Back in the Saddle

It’s not that I’ve been idle in the past couple of weeks. Far from it. But as my strength increases and the pain diminishes – even though over 30 pills a day are rattling around inside of me – it’s time to get back to blogging.. There’s still at least a month to go before I’m allowed to drive again, but every day things get a bit easier. And it’s so good to be painting again – even though I can only manage about seven hours a day before I fall asleep. Especially as the next time I go back to London to see the surgeon who performed my operation I wanted to paint his miniature and to give it to him as a present. He’s not aware that I’m doing this so if anyone reading my blog knows who he is, please don’t let on! His secretary sent me a (not very clear) image to work from and here is the result.

Last week the Swan Uppers launched their exhibition at the River and Rowing Museum in Henley. It’s really good, and extremely informative. Well worth visiting. Five of my paintings are included – two painted only last month. You learn something new every day I find. For example did you know that the collective noun for swans while on the ground is a ‘bevy’ whereas when in the air they are called a ‘wedge’.

It took two ‘sit-downs’ before my young friend and I reached home after leaving the museum and walking along the towpath. On the way the ‘New Orleans’ glided by looking lovely in the warm spring sunshine.

And this little collection of water birds seemed to have found a handy raft to float on.

Last Saturday my young friend drove me over to Suffolk where we stayed with her family for the night. In the morning we walked along the seafront past row upon row of colourful beach huts.  

Wooden jigsaws of my painting ‘When the Queen came to Henley’ have just been published. It really is an exciting puzzle to do, and as the publishers, Wentworth, include what they call whimsy’ pieces, they really are unique. For example, because this particular painting depicts all sorts of river life these pieces are cut into the shapes of boats, frogs, herons, fish, etc. I took one of the puzzles over to Wallingford on Saturday afternoon for a lady who loves the river – and it seems, wooden jigsaw puzzles. 

Yesterday, after a marathon shop at John Lewis in High Wycombe with my young friend where she’s beginning to get ready for the move to her new house, Jane joined us, and in the afternoon we looked around the almshouses and church in Ewelme. 

These cloisters are the original thirteen almshouses, and were completed in 1455. Built around a quiet central quadrangle, and immediately adjacent to the church, they were modified internally in the 1970’s into eight self-contained flats. It was blowing a gale yesterday (Hey, when is summer a’coming in?) as we walked up to the church via a very steep track. But it was well worth it. This is St. Mary the Virgin in Ewelme.

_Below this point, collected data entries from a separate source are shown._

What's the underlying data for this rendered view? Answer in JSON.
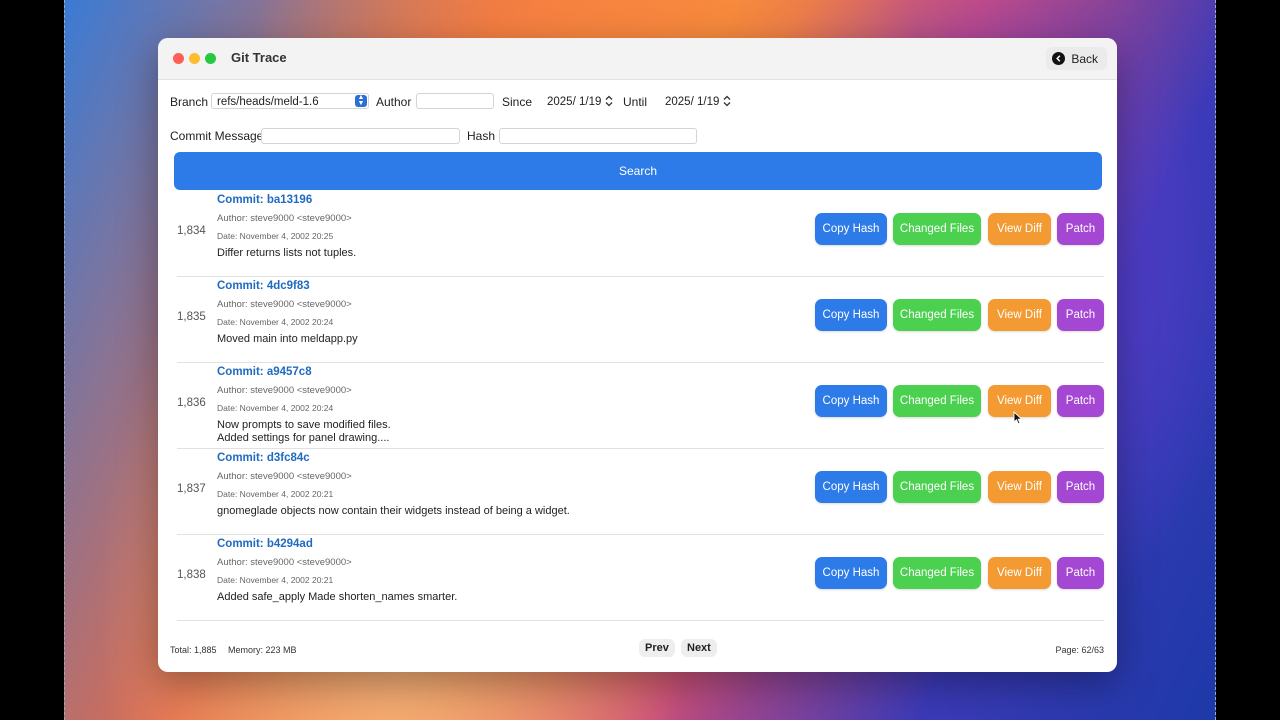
{
  "window": {
    "title": "Git Trace",
    "back_label": "Back"
  },
  "filters": {
    "branch_label": "Branch",
    "branch_value": "refs/heads/meld-1.6",
    "author_label": "Author",
    "author_value": "",
    "since_label": "Since",
    "since_value": "2025/  1/19",
    "until_label": "Until",
    "until_value": "2025/  1/19",
    "message_label": "Commit Message",
    "message_value": "",
    "hash_label": "Hash",
    "hash_value": ""
  },
  "search_label": "Search",
  "buttons": {
    "copy_hash": "Copy Hash",
    "changed_files": "Changed Files",
    "view_diff": "View Diff",
    "patch": "Patch"
  },
  "commits": [
    {
      "num": "1,834",
      "hash": "Commit: ba13196",
      "author": "Author: steve9000 <steve9000>",
      "date": "Date: November 4, 2002 20:25",
      "message": "Differ returns lists not tuples."
    },
    {
      "num": "1,835",
      "hash": "Commit: 4dc9f83",
      "author": "Author: steve9000 <steve9000>",
      "date": "Date: November 4, 2002 20:24",
      "message": "Moved main into meldapp.py"
    },
    {
      "num": "1,836",
      "hash": "Commit: a9457c8",
      "author": "Author: steve9000 <steve9000>",
      "date": "Date: November 4, 2002 20:24",
      "message": "Now prompts to save modified files.\nAdded settings for panel drawing...."
    },
    {
      "num": "1,837",
      "hash": "Commit: d3fc84c",
      "author": "Author: steve9000 <steve9000>",
      "date": "Date: November 4, 2002 20:21",
      "message": "gnomeglade objects now contain their widgets instead of being a widget."
    },
    {
      "num": "1,838",
      "hash": "Commit: b4294ad",
      "author": "Author: steve9000 <steve9000>",
      "date": "Date: November 4, 2002 20:21",
      "message": "Added safe_apply Made shorten_names smarter."
    }
  ],
  "footer": {
    "total": "Total: 1,885",
    "memory": "Memory: 223 MB",
    "prev_label": "Prev",
    "next_label": "Next",
    "page": "Page: 62/63"
  }
}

In the St John’s Chapel, built on the south side of the existing church contains the Duchess of Sussex’s remarkable tomb. This is a very rare example of a cadaver tomb, and the only one in existence of a woman.

If you lay on the floor in the chapel and look up under the tomb you suddenly become aware of a painting somewhere above you. I wasn’t able to do this yesterday but Jane managed to. Also all around the tomb are a series of little carvings like this one.

At the far end of the chapel is a golden mural with several exquisite figures painted against a holly berried background, and as we left the church we walked past a number of brass figures buried in large slabs of stone.

I think I’ll have a little snooze now as I can hardly keep my eyes from cloing!